Hinweis: Verfahrensunterlagen und Bescheide können bei Bedarf gesondert zur Verfügung gestellt werden.
Gesprächspartnerinnen:
Mag.Dr. Madeleine Petrovic und Dr. med. Kyra Borchhardt, Liste Madeleine Petrovic (LMP)
Pressekonferenz:
Freitag, 29. Mai 2026, 10:00 Uhr
am Austriabrunnen, Freyung, Wien
bei Regen: Eingang Ferstel Passage
Mit Verhandlung und Pressekonferenz will die LMP eine öffentliche Debatte darüber anstoßen, unter welchen Bedingungen neue politische Kräfte in Österreich überhaupt wirksam auftreten können – und wo demokratische Teilhabe in der Praxis an Grenzen stößt.
Öffentliche Verhandlung:
Donnerstag, 28. Mai 2026, 9:00 bis 11:00 Uhr
Verwaltungsgericht Wien, 19., Muthgasse 62, Verhandlungssaal 17
Die LMP lädt Medienvertreterinnen, Medienvertreter und Interessierte zur Beobachtung des Verfahrens ein.
Im Mittelpunkt stehen die Fragen, ob neue politische Bewegungen unter den bestehenden Rahmenbedingungen tatsächlich faire Chancen auf Sichtbarkeit und Wettbewerb haben – und wie verhältnismäßig Sanktionen gegenüber kleineren, überwiegend ehrenamtlich organisierten Gruppen ausgestaltet sind.

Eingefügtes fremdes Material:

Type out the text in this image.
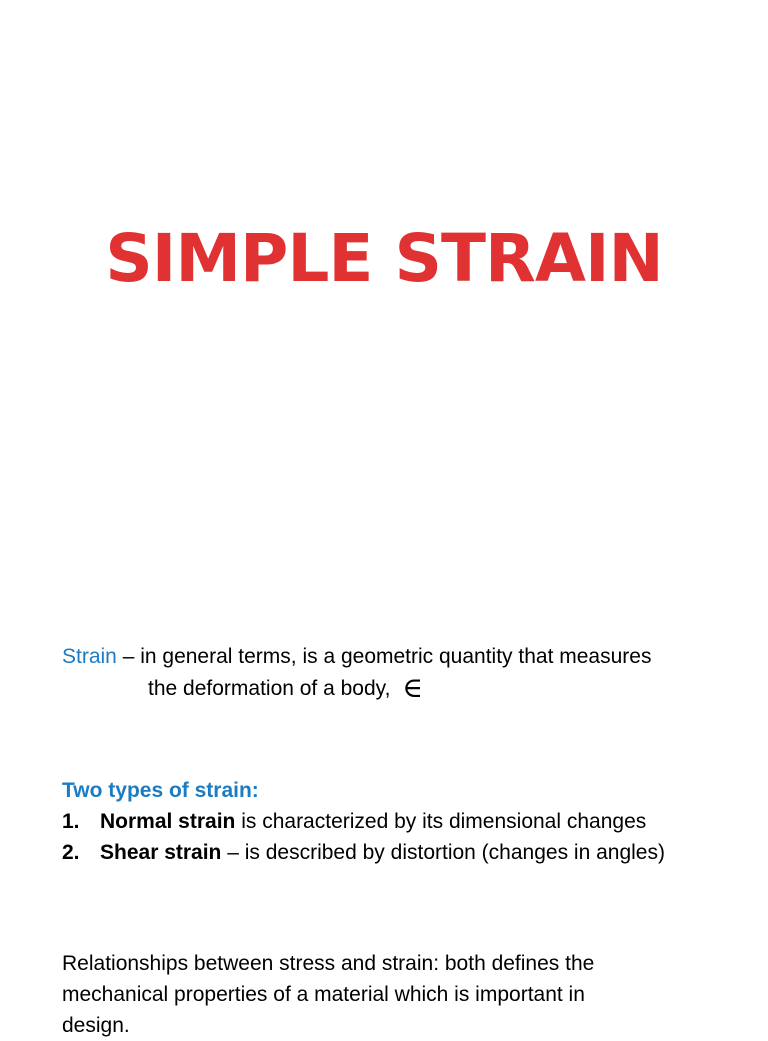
SIMPLE STRAIN
Strain – in general terms, is a geometric quantity that measures
the deformation of a body, ∈
Two types of strain:
1. Normal strain is characterized by its dimensional changes
2. Shear strain – is described by distortion (changes in angles)
Relationships between stress and strain: both defines the
mechanical properties of a material which is important in
design.
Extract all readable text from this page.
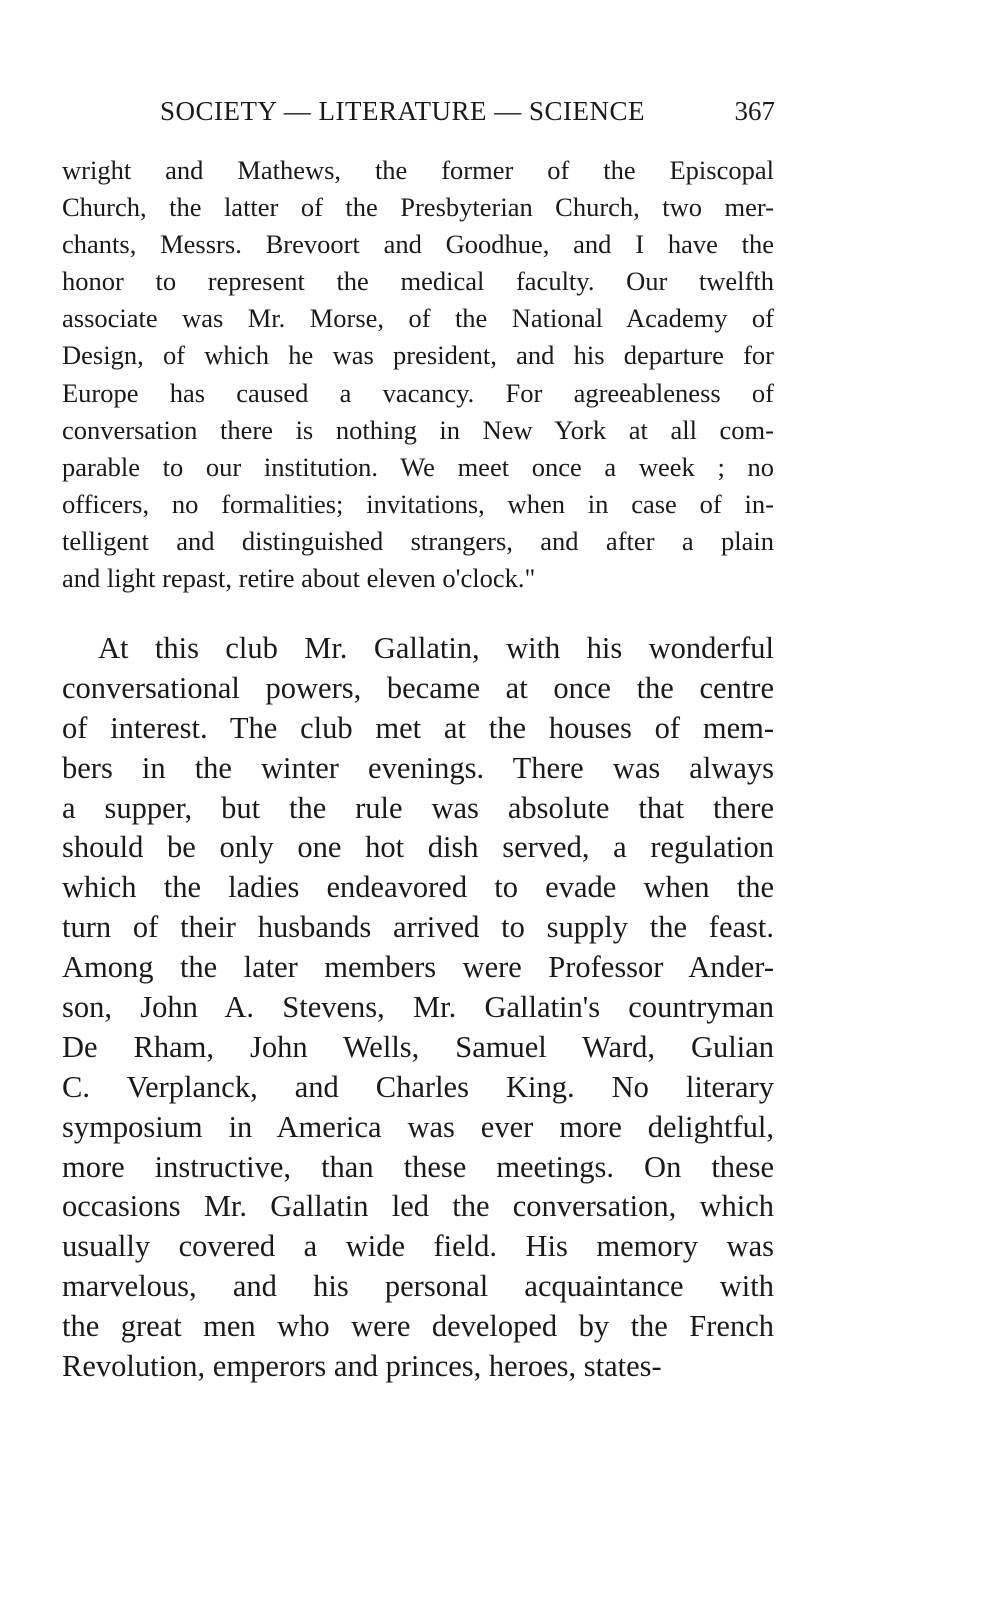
SOCIETY — LITERATURE — SCIENCE	367
wright and Mathews, the former of the Episcopal
Church, the latter of the Presbyterian Church, two mer-
chants, Messrs. Brevoort and Goodhue, and I have the
honor to represent the medical faculty. Our twelfth
associate was Mr. Morse, of the National Academy of
Design, of which he was president, and his departure for
Europe has caused a vacancy. For agreeableness of
conversation there is nothing in New York at all com-
parable to our institution. We meet once a week ; no
officers, no formalities; invitations, when in case of in-
telligent and distinguished strangers, and after a plain
and light repast, retire about eleven o'clock."
At this club Mr. Gallatin, with his wonderful
conversational powers, became at once the centre
of interest. The club met at the houses of mem-
bers in the winter evenings. There was always
a supper, but the rule was absolute that there
should be only one hot dish served, a regulation
which the ladies endeavored to evade when the
turn of their husbands arrived to supply the feast.
Among the later members were Professor Ander-
son, John A. Stevens, Mr. Gallatin's countryman
De Rham, John Wells, Samuel Ward, Gulian
C. Verplanck, and Charles King. No literary
symposium in America was ever more delightful,
more instructive, than these meetings. On these
occasions Mr. Gallatin led the conversation, which
usually covered a wide field. His memory was
marvelous, and his personal acquaintance with
the great men who were developed by the French
Revolution, emperors and princes, heroes, states-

Zur Einordnung verweist die LMP auf die seit Jahren geführte Debatte über die Qualität demokratischer Verfahren in Österreich. Aus Sicht der Partei zeigt sich gerade bei kleineren politischen Akteuren, wie stark Sichtbarkeit, Ressourcen und administrative Anforderungen über reale Teilhabechancen mitentscheiden.

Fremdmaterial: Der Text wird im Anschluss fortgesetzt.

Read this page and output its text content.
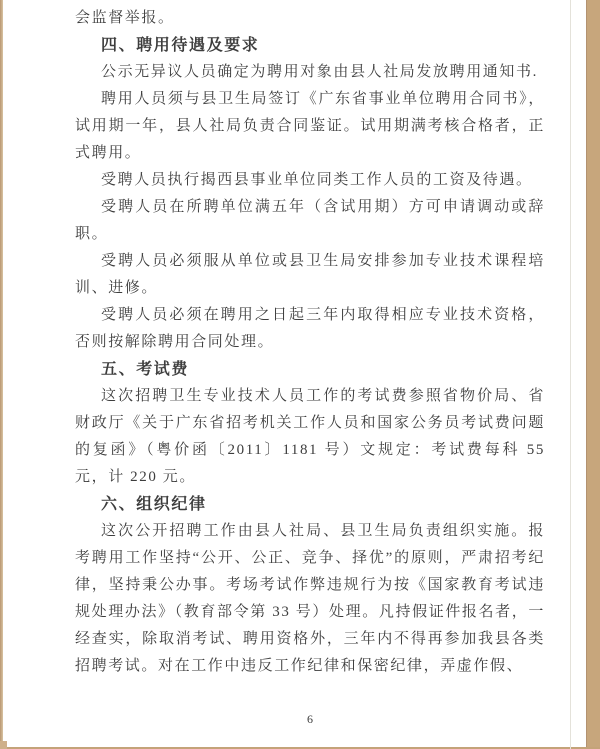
会监督举报。

四、聘用待遇及要求

公示无异议人员确定为聘用对象由县人社局发放聘用通知书.

聘用人员须与县卫生局签订《广东省事业单位聘用合同书》，试用期一年，县人社局负责合同鉴证。试用期满考核合格者，正式聘用。

受聘人员执行揭西县事业单位同类工作人员的工资及待遇。

受聘人员在所聘单位满五年（含试用期）方可申请调动或辞职。

受聘人员必须服从单位或县卫生局安排参加专业技术课程培训、进修。

受聘人员必须在聘用之日起三年内取得相应专业技术资格，否则按解除聘用合同处理。

五、考试费

这次招聘卫生专业技术人员工作的考试费参照省物价局、省财政厅《关于广东省招考机关工作人员和国家公务员考试费问题的复函》（粤价函〔2011〕1181 号）文规定：考试费每科 55 元，计 220 元。

六、组织纪律

这次公开招聘工作由县人社局、县卫生局负责组织实施。报考聘用工作坚持“公开、公正、竞争、择优”的原则，严肃招考纪律，坚持秉公办事。考场考试作弊违规行为按《国家教育考试违规处理办法》（教育部令第 33 号）处理。凡持假证件报名者，一经查实，除取消考试、聘用资格外，三年内不得再参加我县各类招聘考试。对在工作中违反工作纪律和保密纪律，弄虚作假、

6
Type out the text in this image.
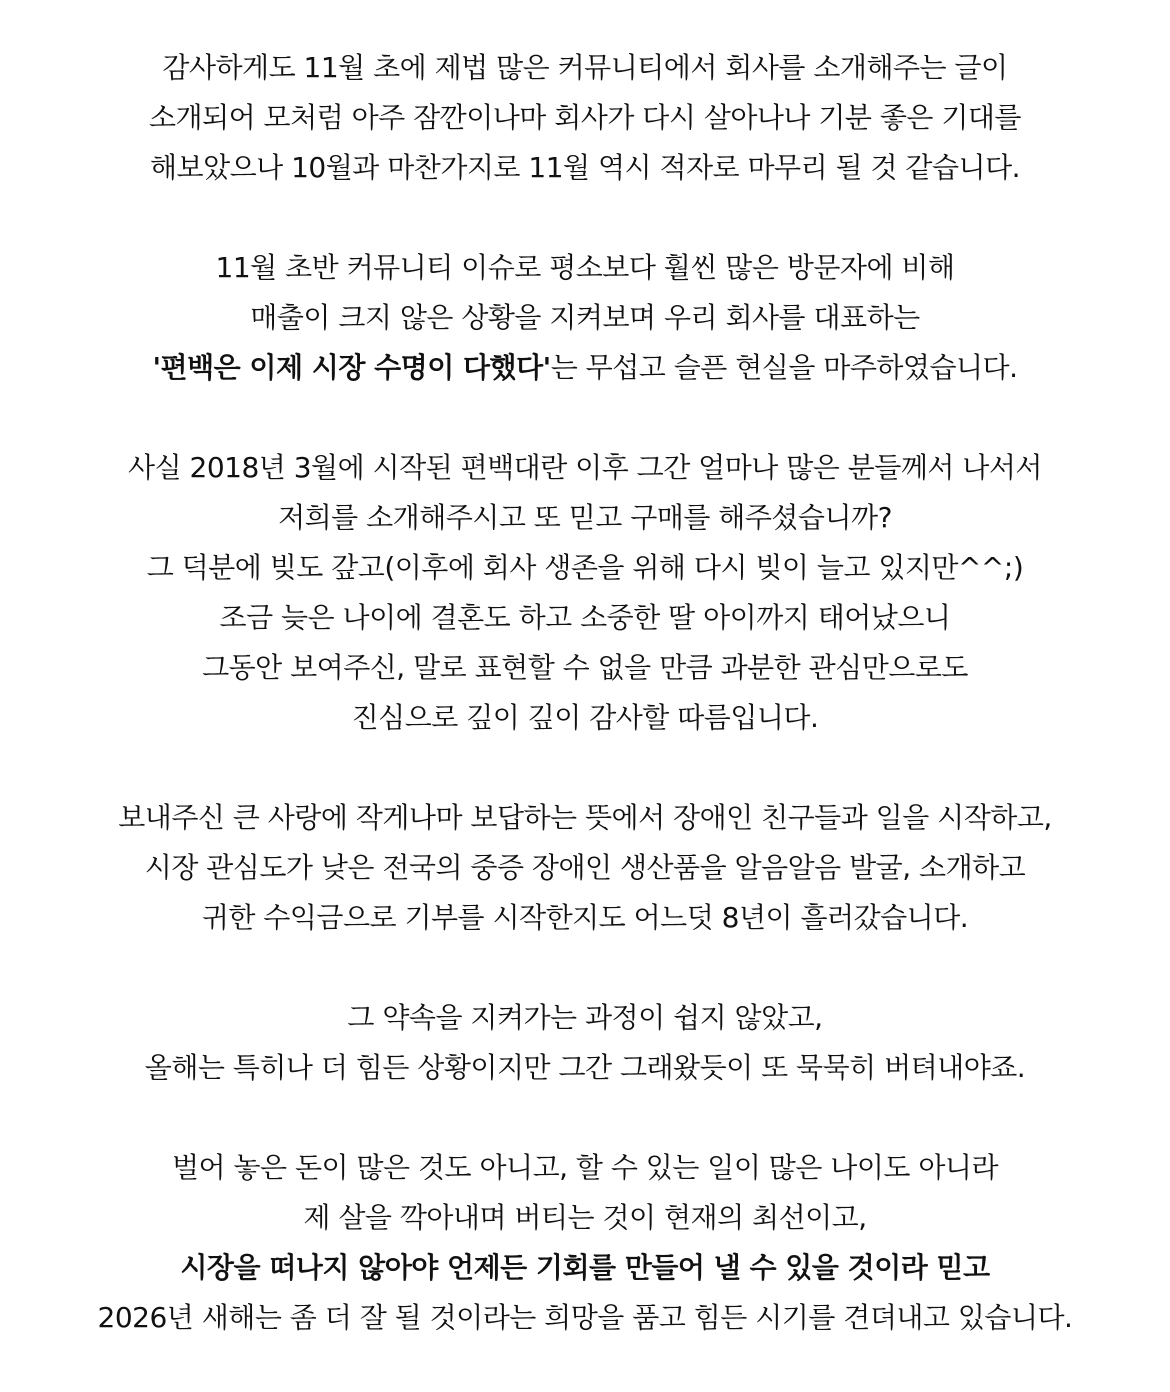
감사하게도 11월 초에 제법 많은 커뮤니티에서 회사를 소개해주는 글이
소개되어 모처럼 아주 잠깐이나마 회사가 다시 살아나나 기분 좋은 기대를
해보았으나 10월과 마찬가지로 11월 역시 적자로 마무리 될 것 같습니다.
11월 초반 커뮤니티 이슈로 평소보다 훨씬 많은 방문자에 비해
매출이 크지 않은 상황을 지켜보며 우리 회사를 대표하는
'편백은 이제 시장 수명이 다했다'는 무섭고 슬픈 현실을 마주하였습니다.
사실 2018년 3월에 시작된 편백대란 이후 그간 얼마나 많은 분들께서 나서서
저희를 소개해주시고 또 믿고 구매를 해주셨습니까?
그 덕분에 빚도 갚고(이후에 회사 생존을 위해 다시 빚이 늘고 있지만^^;)
조금 늦은 나이에 결혼도 하고 소중한 딸 아이까지 태어났으니
그동안 보여주신, 말로 표현할 수 없을 만큼 과분한 관심만으로도
진심으로 깊이 깊이 감사할 따름입니다.
보내주신 큰 사랑에 작게나마 보답하는 뜻에서 장애인 친구들과 일을 시작하고,
시장 관심도가 낮은 전국의 중증 장애인 생산품을 알음알음 발굴, 소개하고
귀한 수익금으로 기부를 시작한지도 어느덧 8년이 흘러갔습니다.
그 약속을 지켜가는 과정이 쉽지 않았고,
올해는 특히나 더 힘든 상황이지만 그간 그래왔듯이 또 묵묵히 버텨내야죠.
벌어 놓은 돈이 많은 것도 아니고, 할 수 있는 일이 많은 나이도 아니라
제 살을 깍아내며 버티는 것이 현재의 최선이고,
시장을 떠나지 않아야 언제든 기회를 만들어 낼 수 있을 것이라 믿고
2026년 새해는 좀 더 잘 될 것이라는 희망을 품고 힘든 시기를 견뎌내고 있습니다.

Während etablierte Parteien auf öffentliche Mittel aus dem Staatshaushalt (Steuern), professionelle Strukturen und breite mediale Präsenz zurückgreifen können, stehen Kleinparteien oft unter deutlich schwierigeren Bedingungen. Dies wirft die demokratiepolitische Frage auf, ob politischer Wettbewerb in der Praxis für alle Akteure gleichermaßen offen ist.
Konkret verweisen wir auf Erfahrungen rund um die Wien-Wahl 2025.
Die Pressekonferenz soll diese Erfahrungen einordnen und den weiteren politischen Kontext beleuchten.
Pressemappe mit zusätzliche Pressetexten und Unterlagen:
„Österreich im Graubereich zwischen Liberaler Demokratie und Wahldemokratie“
Im Demokratiereport der Universität Göteborg von 2022 wurde Österreich erstmals von einer Liberalen Demokratie zu einer Wahldemokratie herabgestuft. Auch im aktuellen Report liegt Österreich noch im Graubereich zwischen beiden Kategorien (Seite 15 – LINK).
„Erneuerung und Krisenbewältigung geht nur von unten!“
Warum dürfen etablierte Parteien, zusätzlich zu ihrer immerwährenden medialen Sichtbarkeit, Steuergelder in Millionenbeträgen für zusätzliche Werbung verschleudern, während über Minimalbeträge verfügende Kleinparteien mit einem ungeheuren bürokratischen Aufwand immer und immer wieder aufs neue an den Hürden scheitern? Traurig, aber 2024 wieder bestätigt: ohne Milliardäre schafft es auch in Österreich keine neue Parteien ins Parlament.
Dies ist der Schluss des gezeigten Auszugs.